William (Entrevistador): Ivanir, obrigado por nos receber. Para começarmos, qual é a importância de compreender o cenário regulatório da alimentação animal no Brasil e no exterior?
Ivanir (Entrevistada): É fundamental, William. Todo estabelecimento que produz, manipula ou comercializa produtos destinados à alimentação animal precisa seguir normas específicas. No Brasil, a legislação é consolidada em leis, decretos e instruções normativas do MAPA. Já no âmbito internacional, principalmente na União Europeia, temos regulamentos bastante rigorosos que impactam diretamente as exportações e o comércio global.
William: O Brasil possui diversas leis e decretos. Quais você destacaria como mais relevantes para o setor?
Ivanir: Sem dúvida, a Lei nº 6.198/1974, que trata da inspeção e fiscalização obrigatórias, e a Lei nº 14.515/2022, que trouxe os programas de autocontrole para os agentes privados. Além delas, o Decreto nº 12.031/2024 é um marco regulatório que estabelece parâmetros para contaminantes, limites microbiológicos e práticas de rastreabilidade.
William: E quanto às matérias-primas utilizadas?

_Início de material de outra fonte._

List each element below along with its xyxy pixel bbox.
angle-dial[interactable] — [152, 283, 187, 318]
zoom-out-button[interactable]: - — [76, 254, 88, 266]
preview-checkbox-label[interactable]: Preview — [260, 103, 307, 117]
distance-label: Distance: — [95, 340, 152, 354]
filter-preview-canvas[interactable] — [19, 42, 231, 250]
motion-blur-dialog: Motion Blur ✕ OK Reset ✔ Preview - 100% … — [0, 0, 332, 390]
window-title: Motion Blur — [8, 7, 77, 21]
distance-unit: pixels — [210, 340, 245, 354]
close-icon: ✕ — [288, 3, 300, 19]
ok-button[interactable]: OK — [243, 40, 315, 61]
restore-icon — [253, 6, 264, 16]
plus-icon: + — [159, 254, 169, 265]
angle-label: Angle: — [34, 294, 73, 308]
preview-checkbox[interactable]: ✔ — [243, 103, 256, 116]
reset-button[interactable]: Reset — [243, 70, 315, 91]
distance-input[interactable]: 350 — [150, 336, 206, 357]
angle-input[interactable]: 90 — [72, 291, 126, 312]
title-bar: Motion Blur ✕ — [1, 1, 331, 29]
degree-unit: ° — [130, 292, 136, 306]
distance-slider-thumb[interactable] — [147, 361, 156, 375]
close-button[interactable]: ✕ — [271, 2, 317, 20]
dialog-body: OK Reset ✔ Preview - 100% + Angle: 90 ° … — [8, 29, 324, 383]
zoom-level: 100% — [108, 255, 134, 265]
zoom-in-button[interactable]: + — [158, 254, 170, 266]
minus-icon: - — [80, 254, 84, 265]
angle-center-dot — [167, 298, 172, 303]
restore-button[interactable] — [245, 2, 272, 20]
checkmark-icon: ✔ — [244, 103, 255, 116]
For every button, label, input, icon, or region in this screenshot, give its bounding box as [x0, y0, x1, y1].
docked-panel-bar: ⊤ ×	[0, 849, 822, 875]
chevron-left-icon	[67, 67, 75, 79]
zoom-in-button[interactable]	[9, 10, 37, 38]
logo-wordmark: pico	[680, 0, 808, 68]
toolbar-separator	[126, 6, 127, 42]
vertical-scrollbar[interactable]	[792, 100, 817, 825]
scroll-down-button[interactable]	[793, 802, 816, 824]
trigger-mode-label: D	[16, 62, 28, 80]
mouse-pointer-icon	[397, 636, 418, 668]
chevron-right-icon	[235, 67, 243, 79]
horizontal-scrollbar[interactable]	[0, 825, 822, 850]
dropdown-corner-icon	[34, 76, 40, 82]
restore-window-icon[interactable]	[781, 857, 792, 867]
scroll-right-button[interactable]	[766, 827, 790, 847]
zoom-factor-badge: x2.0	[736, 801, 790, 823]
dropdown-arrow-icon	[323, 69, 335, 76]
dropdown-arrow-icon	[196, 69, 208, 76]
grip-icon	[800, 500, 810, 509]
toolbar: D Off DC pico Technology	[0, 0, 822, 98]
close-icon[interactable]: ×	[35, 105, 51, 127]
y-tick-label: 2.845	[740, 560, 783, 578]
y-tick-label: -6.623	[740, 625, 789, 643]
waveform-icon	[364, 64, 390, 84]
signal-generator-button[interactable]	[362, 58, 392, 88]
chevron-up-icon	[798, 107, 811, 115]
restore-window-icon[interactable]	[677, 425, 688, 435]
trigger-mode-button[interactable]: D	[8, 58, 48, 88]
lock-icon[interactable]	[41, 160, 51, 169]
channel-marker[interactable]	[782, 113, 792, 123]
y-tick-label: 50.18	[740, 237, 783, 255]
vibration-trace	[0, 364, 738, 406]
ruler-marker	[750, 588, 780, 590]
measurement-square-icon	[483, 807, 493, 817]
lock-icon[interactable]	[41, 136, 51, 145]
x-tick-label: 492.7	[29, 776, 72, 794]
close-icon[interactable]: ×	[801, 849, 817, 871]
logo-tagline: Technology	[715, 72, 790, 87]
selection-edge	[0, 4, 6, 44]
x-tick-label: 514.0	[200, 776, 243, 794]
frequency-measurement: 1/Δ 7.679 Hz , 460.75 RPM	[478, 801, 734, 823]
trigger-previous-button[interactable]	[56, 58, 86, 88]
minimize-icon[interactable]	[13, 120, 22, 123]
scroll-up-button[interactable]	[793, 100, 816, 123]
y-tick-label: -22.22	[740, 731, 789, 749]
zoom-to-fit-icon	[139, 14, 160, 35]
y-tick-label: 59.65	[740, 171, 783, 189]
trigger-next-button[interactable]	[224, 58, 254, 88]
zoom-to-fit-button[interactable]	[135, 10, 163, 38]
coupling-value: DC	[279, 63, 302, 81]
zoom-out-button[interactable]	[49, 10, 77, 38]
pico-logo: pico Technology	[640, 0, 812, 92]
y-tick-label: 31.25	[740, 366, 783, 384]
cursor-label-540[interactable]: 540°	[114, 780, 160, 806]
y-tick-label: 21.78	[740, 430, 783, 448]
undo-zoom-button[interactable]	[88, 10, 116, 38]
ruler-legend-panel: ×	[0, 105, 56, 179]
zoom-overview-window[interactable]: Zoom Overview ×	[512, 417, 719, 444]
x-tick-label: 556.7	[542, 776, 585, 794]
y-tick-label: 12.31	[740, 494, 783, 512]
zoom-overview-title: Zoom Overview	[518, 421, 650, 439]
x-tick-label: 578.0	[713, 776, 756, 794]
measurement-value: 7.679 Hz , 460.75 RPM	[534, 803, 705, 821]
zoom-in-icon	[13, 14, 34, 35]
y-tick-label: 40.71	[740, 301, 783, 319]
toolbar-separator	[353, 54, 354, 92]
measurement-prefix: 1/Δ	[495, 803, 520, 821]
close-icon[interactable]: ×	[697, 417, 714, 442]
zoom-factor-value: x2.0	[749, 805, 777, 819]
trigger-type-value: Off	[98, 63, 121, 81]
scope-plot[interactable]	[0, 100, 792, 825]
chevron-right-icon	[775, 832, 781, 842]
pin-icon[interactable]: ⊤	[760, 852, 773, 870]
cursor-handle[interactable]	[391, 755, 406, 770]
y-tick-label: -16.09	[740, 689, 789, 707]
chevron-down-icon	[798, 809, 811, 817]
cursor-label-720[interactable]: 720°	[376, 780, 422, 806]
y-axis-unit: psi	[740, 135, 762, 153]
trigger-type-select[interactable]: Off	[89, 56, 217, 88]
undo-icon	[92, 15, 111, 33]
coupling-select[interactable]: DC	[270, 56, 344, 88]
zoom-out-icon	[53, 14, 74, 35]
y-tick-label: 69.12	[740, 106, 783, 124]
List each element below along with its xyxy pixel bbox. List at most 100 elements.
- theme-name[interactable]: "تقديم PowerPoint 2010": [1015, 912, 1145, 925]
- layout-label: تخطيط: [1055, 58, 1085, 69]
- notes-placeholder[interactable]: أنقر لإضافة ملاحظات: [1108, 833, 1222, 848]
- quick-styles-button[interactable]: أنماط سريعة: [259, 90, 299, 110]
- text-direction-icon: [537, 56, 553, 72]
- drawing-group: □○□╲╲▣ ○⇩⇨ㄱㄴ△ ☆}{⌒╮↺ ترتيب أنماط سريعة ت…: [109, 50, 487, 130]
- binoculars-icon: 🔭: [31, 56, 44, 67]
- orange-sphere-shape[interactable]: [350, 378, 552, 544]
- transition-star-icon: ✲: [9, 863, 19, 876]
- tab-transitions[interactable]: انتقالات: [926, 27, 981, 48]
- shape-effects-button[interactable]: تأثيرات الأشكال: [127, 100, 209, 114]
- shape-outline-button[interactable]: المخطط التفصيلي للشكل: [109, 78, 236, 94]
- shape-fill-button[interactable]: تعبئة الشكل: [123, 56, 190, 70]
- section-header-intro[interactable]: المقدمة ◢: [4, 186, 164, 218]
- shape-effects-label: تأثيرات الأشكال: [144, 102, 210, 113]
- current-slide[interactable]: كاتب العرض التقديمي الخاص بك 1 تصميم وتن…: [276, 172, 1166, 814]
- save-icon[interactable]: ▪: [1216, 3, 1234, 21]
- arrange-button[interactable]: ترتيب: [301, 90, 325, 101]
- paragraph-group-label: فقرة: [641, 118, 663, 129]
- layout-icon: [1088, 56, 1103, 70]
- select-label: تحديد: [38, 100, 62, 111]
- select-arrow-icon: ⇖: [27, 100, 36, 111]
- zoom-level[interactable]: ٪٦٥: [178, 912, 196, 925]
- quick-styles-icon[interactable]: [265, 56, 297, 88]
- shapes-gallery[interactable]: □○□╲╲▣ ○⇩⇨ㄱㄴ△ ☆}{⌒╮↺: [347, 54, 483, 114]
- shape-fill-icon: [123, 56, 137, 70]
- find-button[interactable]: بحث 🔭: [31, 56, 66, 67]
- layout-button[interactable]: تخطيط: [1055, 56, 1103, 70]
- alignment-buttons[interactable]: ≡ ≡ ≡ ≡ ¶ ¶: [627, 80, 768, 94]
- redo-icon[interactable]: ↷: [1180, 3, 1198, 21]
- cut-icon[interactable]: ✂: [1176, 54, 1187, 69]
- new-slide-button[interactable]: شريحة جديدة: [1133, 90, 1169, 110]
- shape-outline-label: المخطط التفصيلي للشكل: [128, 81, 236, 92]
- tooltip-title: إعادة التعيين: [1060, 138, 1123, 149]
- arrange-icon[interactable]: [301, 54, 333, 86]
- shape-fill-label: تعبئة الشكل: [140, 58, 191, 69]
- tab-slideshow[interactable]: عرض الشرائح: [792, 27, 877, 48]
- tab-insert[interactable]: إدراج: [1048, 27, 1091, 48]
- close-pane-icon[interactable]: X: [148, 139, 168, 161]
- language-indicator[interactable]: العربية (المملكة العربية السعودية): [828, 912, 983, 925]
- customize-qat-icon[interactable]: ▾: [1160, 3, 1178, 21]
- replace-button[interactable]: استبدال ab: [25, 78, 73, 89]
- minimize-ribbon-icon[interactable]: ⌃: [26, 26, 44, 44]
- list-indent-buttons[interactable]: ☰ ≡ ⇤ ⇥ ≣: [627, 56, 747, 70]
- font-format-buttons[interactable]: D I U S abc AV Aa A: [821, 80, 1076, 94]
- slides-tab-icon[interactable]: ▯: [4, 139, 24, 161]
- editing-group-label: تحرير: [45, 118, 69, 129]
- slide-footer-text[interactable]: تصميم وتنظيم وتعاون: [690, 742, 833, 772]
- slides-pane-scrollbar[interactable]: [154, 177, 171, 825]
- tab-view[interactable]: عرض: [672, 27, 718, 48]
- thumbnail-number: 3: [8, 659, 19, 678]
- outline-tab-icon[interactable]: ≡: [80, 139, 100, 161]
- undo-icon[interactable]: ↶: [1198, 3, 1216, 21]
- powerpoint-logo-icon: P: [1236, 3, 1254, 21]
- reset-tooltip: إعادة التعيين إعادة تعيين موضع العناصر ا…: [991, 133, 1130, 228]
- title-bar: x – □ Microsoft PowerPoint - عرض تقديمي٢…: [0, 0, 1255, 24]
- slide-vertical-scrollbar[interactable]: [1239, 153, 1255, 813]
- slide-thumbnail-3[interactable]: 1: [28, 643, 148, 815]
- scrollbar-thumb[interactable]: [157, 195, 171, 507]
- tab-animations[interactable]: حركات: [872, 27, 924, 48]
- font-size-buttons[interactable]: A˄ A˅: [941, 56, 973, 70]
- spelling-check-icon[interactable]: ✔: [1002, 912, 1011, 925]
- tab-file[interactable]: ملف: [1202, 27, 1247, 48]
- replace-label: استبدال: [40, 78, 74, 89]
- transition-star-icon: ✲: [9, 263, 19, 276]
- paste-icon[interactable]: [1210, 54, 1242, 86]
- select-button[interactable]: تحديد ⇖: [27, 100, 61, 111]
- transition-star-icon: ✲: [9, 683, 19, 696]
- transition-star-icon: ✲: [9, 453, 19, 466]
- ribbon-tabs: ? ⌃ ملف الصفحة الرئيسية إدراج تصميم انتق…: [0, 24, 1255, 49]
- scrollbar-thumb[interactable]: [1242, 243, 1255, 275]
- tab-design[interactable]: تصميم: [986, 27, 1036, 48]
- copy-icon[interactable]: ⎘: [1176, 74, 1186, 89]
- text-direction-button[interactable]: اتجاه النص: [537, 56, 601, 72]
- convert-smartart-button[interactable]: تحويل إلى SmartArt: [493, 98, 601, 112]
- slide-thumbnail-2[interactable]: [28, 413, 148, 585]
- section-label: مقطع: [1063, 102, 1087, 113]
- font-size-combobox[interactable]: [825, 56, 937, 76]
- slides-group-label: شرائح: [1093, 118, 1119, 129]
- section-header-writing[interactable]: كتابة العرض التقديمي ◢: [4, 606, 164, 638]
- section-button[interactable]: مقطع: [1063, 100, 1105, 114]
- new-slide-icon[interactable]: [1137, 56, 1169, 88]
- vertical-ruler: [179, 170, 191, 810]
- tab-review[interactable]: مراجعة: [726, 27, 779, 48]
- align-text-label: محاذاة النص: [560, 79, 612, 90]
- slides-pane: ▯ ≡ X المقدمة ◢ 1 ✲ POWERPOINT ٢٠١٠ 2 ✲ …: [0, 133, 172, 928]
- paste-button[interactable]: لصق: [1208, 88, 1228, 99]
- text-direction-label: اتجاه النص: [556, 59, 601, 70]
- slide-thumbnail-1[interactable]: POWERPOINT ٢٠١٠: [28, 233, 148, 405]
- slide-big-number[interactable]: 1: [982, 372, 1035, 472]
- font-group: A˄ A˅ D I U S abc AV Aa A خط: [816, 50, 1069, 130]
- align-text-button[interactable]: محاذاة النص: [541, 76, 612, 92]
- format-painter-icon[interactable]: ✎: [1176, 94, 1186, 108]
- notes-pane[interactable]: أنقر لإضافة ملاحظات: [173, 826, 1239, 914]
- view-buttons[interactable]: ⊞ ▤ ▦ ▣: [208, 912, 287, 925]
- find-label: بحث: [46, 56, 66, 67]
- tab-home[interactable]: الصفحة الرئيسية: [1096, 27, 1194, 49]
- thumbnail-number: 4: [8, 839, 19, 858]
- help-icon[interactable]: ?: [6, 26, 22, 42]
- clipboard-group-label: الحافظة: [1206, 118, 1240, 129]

Existe uma lista oficial de ingredientes aprovados?
Ivanir: Sim. A Instrução Normativa nº 03/2021 estabelece os ingredientes e aditivos autorizados. Também há a IN nº 110/2020 e suas atualizações, que listam matérias-primas aprovadas. Esse controle é essencial para garantir que apenas substâncias seguras sejam utilizadas.
William: O que acontece se uma empresa não atender a esses requisitos regulatórios?
Ivanir: A legislação prevê multas com valores definidos de acordo com a gravidade da infração. Além disso, produtos podem ser recolhidos. A rastreabilidade deve ser ágil — idealmente em até quatro horas — para evitar riscos à saúde animal e humana.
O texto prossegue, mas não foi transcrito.